Users who think smokeless tobacco is nonaddictive are wrong; there is just as much addiction with smokeless tobacco as with cigarettes. The only difference is that instead of being inhaled, the poisonous alkaloid is readily absorbed through the lining of the mouth.

There is some good news in all this: we have no reason to believe that addiction to tobacco cannot be overcome. More than 33 million Americans have heeded the warnings and given up smoking since 1964 when the first Surgeon General’s report on the consequences of smoking was issued. No one is so addicted that he or she cannot stop smoking. The Word of Wisdom was “given for a principle with promise, adapted to the capacity of the weak and the weakest of all saints, who are or can be called saints.” (D&C 89:3.)

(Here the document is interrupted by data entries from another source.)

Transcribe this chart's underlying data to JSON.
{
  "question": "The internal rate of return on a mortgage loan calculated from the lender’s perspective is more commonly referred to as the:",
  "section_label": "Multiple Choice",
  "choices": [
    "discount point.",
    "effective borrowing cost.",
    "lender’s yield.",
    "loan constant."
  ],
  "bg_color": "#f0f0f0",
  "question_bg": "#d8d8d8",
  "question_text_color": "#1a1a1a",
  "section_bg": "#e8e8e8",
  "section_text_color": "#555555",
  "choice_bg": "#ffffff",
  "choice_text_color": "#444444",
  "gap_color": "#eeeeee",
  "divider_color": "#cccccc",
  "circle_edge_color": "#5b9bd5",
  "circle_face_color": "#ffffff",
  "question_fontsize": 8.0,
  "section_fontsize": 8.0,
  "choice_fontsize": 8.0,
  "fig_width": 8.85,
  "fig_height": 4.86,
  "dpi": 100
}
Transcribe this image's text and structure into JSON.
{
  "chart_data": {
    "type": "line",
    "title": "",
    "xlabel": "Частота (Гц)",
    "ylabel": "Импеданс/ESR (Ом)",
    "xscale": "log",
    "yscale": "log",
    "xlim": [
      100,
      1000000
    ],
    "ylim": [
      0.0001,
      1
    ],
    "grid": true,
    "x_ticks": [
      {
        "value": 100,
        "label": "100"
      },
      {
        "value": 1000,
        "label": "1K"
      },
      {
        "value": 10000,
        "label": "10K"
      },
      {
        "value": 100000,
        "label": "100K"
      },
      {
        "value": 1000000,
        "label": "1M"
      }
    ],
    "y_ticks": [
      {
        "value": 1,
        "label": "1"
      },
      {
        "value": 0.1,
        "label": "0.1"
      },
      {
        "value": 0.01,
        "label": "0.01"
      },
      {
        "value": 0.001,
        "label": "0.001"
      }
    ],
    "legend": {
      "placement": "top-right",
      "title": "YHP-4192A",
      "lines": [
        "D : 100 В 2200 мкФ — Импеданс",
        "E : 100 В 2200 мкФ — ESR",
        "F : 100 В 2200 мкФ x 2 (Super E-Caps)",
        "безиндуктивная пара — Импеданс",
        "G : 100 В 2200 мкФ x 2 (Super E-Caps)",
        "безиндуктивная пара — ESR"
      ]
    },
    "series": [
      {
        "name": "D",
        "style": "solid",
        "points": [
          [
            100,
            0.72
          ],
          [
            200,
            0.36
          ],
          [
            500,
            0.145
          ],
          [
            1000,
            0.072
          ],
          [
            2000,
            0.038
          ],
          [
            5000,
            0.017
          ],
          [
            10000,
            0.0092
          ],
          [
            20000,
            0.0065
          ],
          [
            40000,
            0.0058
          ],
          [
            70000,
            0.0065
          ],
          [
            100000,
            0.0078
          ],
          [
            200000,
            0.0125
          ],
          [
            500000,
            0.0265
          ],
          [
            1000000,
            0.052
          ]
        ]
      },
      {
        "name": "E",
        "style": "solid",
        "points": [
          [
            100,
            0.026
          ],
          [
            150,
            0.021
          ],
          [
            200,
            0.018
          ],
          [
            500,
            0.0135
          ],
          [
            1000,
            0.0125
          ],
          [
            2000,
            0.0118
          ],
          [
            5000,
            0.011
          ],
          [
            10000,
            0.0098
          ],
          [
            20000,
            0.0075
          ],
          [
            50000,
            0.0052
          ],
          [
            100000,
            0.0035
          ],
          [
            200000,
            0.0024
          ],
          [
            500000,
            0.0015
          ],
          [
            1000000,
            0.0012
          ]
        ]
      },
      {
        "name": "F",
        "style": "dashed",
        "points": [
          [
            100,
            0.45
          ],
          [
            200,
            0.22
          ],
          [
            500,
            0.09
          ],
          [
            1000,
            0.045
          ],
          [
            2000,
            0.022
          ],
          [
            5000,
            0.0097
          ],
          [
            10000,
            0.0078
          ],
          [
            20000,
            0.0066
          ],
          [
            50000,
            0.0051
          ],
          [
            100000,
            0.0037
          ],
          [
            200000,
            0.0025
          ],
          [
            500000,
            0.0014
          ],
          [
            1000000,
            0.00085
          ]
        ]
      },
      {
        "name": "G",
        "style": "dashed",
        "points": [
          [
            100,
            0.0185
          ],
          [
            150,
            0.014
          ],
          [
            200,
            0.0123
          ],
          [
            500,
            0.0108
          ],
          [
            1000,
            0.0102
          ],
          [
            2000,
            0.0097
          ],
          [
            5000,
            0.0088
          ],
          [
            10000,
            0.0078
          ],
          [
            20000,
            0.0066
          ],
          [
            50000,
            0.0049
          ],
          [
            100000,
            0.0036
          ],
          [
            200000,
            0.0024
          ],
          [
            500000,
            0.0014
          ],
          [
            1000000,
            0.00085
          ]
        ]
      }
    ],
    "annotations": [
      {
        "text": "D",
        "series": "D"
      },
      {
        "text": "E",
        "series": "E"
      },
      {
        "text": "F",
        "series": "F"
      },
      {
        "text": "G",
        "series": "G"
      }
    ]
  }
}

It is good news that smokers of all ages can experience substantial health benefits from giving up tobacco. Even those who have smoked for as long as fifty years have a great deal to gain by giving up their habit. They feel noticeably better within a year, and they also reduce their chances of having a stroke or heart attack.

The Lord finished his revelation on the Word of Wisdom with a promise to the Saints: “And all saints who remember to keep and do these sayings, walking in obedience to the commandments, shall receive health in their navel and marrow to their bones; And shall find wisdom and great treasures of knowledge, even hidden treasures; And shall run and not be weary, and shall walk and not faint.” (D&C 89:18–20.)